У ворот тюрьмы ему повстречался узконосый юркий, как вороненок, пастор.

— Я думаю, господин Эрдельс, — заговорил Штерринг, — что если бы господь послал мор, этакую чуму, что ли, на демагогов, бунтовщиков и евреев, то Германия стала бы великой страной, и весь мир признал бы это.

— Ваши мысли недостаточно человеколюбивы, но что касается евреев, то разве господь не отвратил давно от них своих очей? По правде говоря, еврейский бог тот же сатана.

— Господь терпелив, господин пастор. Он, по-моему, чересчур терпелив.

К разговаривающим, гордо выпятив живот, подошел тюремный врач. Надзиратель смолк.

— Скольких сегодня? — спросил пастор многозначительно.

— Девятерых, — отрапортовал Штерринг.

— Отлично! — обрадовался врач. — Госпожа бургомистерша освободится лишь в девять часов. Она — святая женщина, и ничто на свете не может помешать ее утренней молитве в божьем храме.

— Было бы печально, если б эта богомольная дама пропустила столь высоконравственное зрелище, — прибавил пастор и, возведя очи к небу, медленно, вместе с доктором, пошел к главному тюремному входу.

Штерринг, взяв под козырек, откланялся и опередил их. Ему надлежало проверить приготовления и отобрать намеченных арестантов.

В просторной, выложенной добротными каменными плитками полуподвальной камере все было уже готово. Вдоль стен стояли деревянные узкие стулья и овальные, сбитые зеленым репсом, кресла для приглашенных дам. Низкая, в человеческий рост длиной, похожая не то на плаху, не то на стол хирурга, скамья была безупречно чиста. Длинные ремни блестели, как сапоги надзирателя, Штерринг предпочел желтовато-белые тонкие палки. Причмокнув губами, он взял палку в руки, согнул чуть-чуть и выпустил конец. Удар послушно лег посредине скамьи.

— Неплохо! — похвалил себя надзиратель и пошел верхнюю башню.

Сток, уставший от бесплодных мыслей о побеге, наблюдал на рассвете возню зеленовато-серых, похожих на комья мха, полевых мышей.

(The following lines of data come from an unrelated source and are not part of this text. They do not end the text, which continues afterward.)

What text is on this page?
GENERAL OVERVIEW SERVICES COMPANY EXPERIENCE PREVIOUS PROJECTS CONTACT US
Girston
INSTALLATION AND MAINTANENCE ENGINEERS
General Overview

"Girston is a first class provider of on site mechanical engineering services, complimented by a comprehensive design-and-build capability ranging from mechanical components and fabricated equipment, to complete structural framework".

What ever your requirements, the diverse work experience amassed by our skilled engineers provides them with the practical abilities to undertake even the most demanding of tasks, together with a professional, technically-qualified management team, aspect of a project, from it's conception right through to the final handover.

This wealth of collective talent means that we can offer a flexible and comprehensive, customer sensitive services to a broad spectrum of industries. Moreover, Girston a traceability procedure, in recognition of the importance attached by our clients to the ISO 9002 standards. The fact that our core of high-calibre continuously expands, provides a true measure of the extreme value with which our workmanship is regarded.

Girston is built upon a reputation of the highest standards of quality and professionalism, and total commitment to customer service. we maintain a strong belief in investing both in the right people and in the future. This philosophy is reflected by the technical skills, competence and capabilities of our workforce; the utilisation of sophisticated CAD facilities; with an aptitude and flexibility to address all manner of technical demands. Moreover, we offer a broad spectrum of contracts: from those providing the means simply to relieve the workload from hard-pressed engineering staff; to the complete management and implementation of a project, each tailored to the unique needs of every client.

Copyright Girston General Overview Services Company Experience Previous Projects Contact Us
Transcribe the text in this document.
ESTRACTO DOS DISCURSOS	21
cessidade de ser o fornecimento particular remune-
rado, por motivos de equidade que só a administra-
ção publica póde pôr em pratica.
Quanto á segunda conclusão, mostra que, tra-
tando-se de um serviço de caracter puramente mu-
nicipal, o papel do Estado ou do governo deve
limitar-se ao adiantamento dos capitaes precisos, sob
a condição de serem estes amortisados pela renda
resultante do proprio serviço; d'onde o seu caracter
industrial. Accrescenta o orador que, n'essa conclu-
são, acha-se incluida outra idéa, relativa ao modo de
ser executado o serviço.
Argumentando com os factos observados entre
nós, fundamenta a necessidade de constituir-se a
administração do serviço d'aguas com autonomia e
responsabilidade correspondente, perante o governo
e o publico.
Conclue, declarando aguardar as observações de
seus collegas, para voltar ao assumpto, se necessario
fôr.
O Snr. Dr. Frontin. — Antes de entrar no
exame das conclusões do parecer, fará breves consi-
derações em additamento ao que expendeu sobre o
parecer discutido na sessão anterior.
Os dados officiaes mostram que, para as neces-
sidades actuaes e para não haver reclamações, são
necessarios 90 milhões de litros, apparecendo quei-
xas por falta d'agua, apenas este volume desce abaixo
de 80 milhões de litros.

Маленькие ручные создания весело бегали по столу, подбирали оставленные для них крошки хлеба, прыгали на кровать и, взбираясь на подушку, в уровень с лицом Стока, ласково заглядывали ему в глаза. Давно привыкшие делить досуг и пищу арестантов, они охотно подставляли жестким рукам портного свои мохнатые спинки. Сток, закинув голову, следил за ленивыми движениями выползавшей из стены сороконожки. Рядом с ней прял паутину седой паук. Сток словно впервые видел мелочи мира.

«Мало нужно человеку, когда он лишен всего, — думал портной. — Я — как тот заживо погребенный, что, очнувшись в гробу, обрадовался могильному червю. Однако всякое создание природы — чудесно. Даже эти клопы, даже гробовой червь…»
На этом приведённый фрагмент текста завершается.